Home Improvement Asked by Bzrs on March 15, 2021
I have an electrical box that ideally I would get moved, but I’m trying to work with what I’ve got. From what I can tell, it has already been moved/replaced twice before, as there is a round patched area as well as a metal cover plate near the current box (where there is a light fixture).
I have searched extensively on the internet about possible fixes for this with regards to how to get a chandelier placed where I want it. Swagging is the obvious solution (which is not my favorite look), but I also read that getting a fixture with a large rectangular canopy could work. Problem is, my junction box is off in two dimensions, and also the mounting brackets for linear chandeliers seem to always have a centered hole where the wires from the box will be spliced with those from the fixture.

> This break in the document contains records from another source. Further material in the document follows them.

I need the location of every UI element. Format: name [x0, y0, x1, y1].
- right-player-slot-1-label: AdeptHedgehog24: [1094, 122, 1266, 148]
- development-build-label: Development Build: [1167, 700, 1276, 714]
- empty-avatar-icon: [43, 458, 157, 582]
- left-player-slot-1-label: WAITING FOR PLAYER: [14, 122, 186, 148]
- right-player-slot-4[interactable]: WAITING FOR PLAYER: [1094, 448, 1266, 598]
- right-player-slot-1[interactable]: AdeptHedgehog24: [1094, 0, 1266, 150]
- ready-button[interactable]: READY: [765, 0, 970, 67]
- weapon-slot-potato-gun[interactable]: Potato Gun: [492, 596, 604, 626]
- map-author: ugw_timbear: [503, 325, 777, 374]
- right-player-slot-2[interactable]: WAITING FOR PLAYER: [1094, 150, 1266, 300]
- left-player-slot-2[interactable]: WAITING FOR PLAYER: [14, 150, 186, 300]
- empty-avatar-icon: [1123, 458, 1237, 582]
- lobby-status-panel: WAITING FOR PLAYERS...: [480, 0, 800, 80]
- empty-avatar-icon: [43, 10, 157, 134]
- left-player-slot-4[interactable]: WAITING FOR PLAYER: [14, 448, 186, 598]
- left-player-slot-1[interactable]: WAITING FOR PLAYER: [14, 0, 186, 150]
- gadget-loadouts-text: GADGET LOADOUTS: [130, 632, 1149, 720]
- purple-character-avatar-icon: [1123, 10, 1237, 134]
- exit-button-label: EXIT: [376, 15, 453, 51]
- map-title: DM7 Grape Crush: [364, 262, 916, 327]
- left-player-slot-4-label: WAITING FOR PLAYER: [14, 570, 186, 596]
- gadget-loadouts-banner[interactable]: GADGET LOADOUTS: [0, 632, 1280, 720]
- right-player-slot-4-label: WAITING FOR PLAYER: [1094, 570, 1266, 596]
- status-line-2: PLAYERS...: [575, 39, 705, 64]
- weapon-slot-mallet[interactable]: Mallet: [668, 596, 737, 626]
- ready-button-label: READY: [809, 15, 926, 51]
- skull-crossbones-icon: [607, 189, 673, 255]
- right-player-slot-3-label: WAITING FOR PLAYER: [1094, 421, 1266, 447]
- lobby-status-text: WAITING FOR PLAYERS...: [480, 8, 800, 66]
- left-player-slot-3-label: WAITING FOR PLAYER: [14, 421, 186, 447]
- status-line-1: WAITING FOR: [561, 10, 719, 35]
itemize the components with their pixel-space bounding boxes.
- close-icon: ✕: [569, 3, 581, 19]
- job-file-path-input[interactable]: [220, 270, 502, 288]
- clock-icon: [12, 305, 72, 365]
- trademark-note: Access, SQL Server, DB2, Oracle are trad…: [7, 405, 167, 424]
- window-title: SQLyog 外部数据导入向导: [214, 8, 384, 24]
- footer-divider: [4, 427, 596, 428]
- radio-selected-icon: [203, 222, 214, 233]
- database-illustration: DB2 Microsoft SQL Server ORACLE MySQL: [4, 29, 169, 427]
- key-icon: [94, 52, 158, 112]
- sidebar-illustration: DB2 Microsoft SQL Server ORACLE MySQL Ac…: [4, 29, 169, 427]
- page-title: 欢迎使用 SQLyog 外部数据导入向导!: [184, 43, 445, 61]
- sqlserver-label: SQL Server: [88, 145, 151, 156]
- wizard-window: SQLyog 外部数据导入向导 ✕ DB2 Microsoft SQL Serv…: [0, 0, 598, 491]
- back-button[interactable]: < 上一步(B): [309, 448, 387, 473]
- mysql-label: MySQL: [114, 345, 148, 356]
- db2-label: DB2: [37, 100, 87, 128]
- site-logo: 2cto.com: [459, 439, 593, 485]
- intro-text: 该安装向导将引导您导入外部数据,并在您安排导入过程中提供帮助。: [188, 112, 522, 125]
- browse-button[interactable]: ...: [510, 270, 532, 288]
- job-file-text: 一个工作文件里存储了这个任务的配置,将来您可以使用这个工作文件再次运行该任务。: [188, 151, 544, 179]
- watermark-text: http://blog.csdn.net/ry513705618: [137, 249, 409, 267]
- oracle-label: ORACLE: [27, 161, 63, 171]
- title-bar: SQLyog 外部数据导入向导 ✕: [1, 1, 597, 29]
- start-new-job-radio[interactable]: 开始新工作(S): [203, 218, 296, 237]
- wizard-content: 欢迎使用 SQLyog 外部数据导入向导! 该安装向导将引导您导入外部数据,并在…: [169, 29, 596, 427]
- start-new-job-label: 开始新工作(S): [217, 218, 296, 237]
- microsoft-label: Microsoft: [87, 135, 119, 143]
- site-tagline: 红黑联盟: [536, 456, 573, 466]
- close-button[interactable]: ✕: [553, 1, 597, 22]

So, out of curiosity, if the main concern is that splices be contained yet accessible (according to code), would it be possible to splice a long set of extensions at the point of the box, contain it with one canopy (a small circular one), then run those extensions to the linear chandelier, splice them and contain the wire nuts using the mounting bracket, then swag the whole thing?
I have serious doubts about this possible ‘solution’ so I’m not going to do it, but I was curious if it would fly. In my mind one obvious issue would be covering the wires and making sure they aren’t the main source of support for the light (running a cable or chain), but I neglected to include that in my sketch below. Thanks in advance!
EDIT: As an alternative, could one drill holes in the two canopies so that the wire could be run across the ceiling, hidden with a raceway/cord cover, and then mount the mounting bracket straight to the ceiling? That way The light would get sufficient support. Sketch below:
This sort of job (extending power along a wall or ceiling) is precisely what surface raceway (such as Wiremold™) is made for. In Wiremold 500/700 series (Legrand's baseline metallic product), you'd be using a V5737 box with a blank cover (a standard 4" round junction box cover painted to match the raceway/ceiling will work, or you can order in a V5736 cover if you don't want to do any painting) as your starter, then appropriate lengths of raceway (including what sounds like a flat elbow) to connect the starting point to a V5738AF fan box, which you can then hang your chandelier from. Within this raceway, you then run THHN wires (black/white/green 12AWG stranded serves as a "universal donor" here) from the existing box connections to power the new fixture.